Nachdem deine Literatur in früheren Jahren immer wieder Erfahrungen aus dem Gefängnis während der Militärdiktatur aufgreift, betreibt deine gerade in deutscher Übersetzung erschienene Erzählung „Briefe, die nie angekommen sind“ Spurensuche in der jüdischen Vergangenheit deiner Familie. Bedeutet das auch eine Wendung von der Geschichtsaufarbeitung einer ganzen Generation hin zur ganz persönlichen Erinnerung?

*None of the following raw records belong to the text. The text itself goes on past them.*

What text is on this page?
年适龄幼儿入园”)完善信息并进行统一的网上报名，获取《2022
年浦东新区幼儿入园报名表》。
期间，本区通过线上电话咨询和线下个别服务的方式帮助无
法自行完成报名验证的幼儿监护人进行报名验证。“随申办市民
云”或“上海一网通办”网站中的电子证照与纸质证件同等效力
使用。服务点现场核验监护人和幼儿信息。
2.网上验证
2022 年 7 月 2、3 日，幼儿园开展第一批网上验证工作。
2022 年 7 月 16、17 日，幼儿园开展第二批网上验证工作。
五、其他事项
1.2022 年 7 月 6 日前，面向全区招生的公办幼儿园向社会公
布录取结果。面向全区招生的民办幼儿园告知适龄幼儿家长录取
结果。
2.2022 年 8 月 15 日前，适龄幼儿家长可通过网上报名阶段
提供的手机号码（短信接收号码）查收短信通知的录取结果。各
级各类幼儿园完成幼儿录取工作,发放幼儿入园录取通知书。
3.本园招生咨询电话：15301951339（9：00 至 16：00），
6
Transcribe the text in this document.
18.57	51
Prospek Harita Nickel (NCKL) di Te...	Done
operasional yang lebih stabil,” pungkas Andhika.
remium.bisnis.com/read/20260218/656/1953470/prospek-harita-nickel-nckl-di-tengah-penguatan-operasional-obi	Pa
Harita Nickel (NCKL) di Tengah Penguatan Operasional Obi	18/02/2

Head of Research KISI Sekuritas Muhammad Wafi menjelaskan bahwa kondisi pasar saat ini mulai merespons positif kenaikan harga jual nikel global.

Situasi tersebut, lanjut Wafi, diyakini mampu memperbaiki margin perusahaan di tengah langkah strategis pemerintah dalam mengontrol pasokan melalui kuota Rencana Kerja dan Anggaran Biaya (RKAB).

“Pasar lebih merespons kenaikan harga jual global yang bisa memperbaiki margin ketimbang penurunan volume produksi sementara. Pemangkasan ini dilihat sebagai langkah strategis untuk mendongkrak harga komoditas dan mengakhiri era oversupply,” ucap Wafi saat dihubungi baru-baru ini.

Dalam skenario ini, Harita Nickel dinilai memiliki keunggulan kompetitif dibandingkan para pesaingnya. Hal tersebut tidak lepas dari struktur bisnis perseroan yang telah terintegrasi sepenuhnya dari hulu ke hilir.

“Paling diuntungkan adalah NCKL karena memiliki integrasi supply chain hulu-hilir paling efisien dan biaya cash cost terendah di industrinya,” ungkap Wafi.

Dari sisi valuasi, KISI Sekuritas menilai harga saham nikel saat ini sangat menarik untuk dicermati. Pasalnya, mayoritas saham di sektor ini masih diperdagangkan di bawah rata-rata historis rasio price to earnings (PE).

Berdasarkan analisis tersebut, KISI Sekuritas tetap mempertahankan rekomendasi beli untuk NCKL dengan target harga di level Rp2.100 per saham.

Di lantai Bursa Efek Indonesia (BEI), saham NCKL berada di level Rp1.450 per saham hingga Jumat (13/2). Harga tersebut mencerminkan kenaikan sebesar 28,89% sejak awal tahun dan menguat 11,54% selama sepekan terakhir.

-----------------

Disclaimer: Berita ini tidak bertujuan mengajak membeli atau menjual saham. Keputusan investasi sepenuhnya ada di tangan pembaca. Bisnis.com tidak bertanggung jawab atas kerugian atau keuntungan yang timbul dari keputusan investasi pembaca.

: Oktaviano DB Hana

Nun, das mag vielleicht so aussehen. Ich glaube aber, daß für jeden Menschen das wichtigste Thema immer mit dem eigenen Leben zu tun hat. Ich habe mich immer damit beschäftigt, in allem, was ich vor, wie dem, was ich nach dem Gefängnis geschrieben habe. Ich habe da meinen Themenschwerpunkt nicht verändert. Eines meiner letzten Theaterstücke befaßt sich mit den Verschwundenen. Das hat sicher weniger etwas mit meinen Wurzeln als mit meiner Zeit im Gefägnis zu tun. Aber meine politische Entwicklung und meine Haft haben wiederum auch etwas mit meinen Wurzeln zu tun. Mir wurde das im Gefängnis bei einem unserer Klopfzeichengespräche durch die Zellenwand mit dem Ñato sehr stark bewußt. Daß wir dort gelandet waren, hatte etwas damit zu tun, daß wir in einer Kontinuität standen. Ñatos Onkel hatten die Frankisten auf einer Landkooperative in der spanischen Republik erschossen. Und ich stammte aus einer Familie, von denen einige in den Krematorien Hitlers in Auschwitz umgekommen waren, andere im Warschauer Getto und einige zu den Partisanen gegangen waren. Wir stammen also keineswegs aus dem geschichtlichen Nichts.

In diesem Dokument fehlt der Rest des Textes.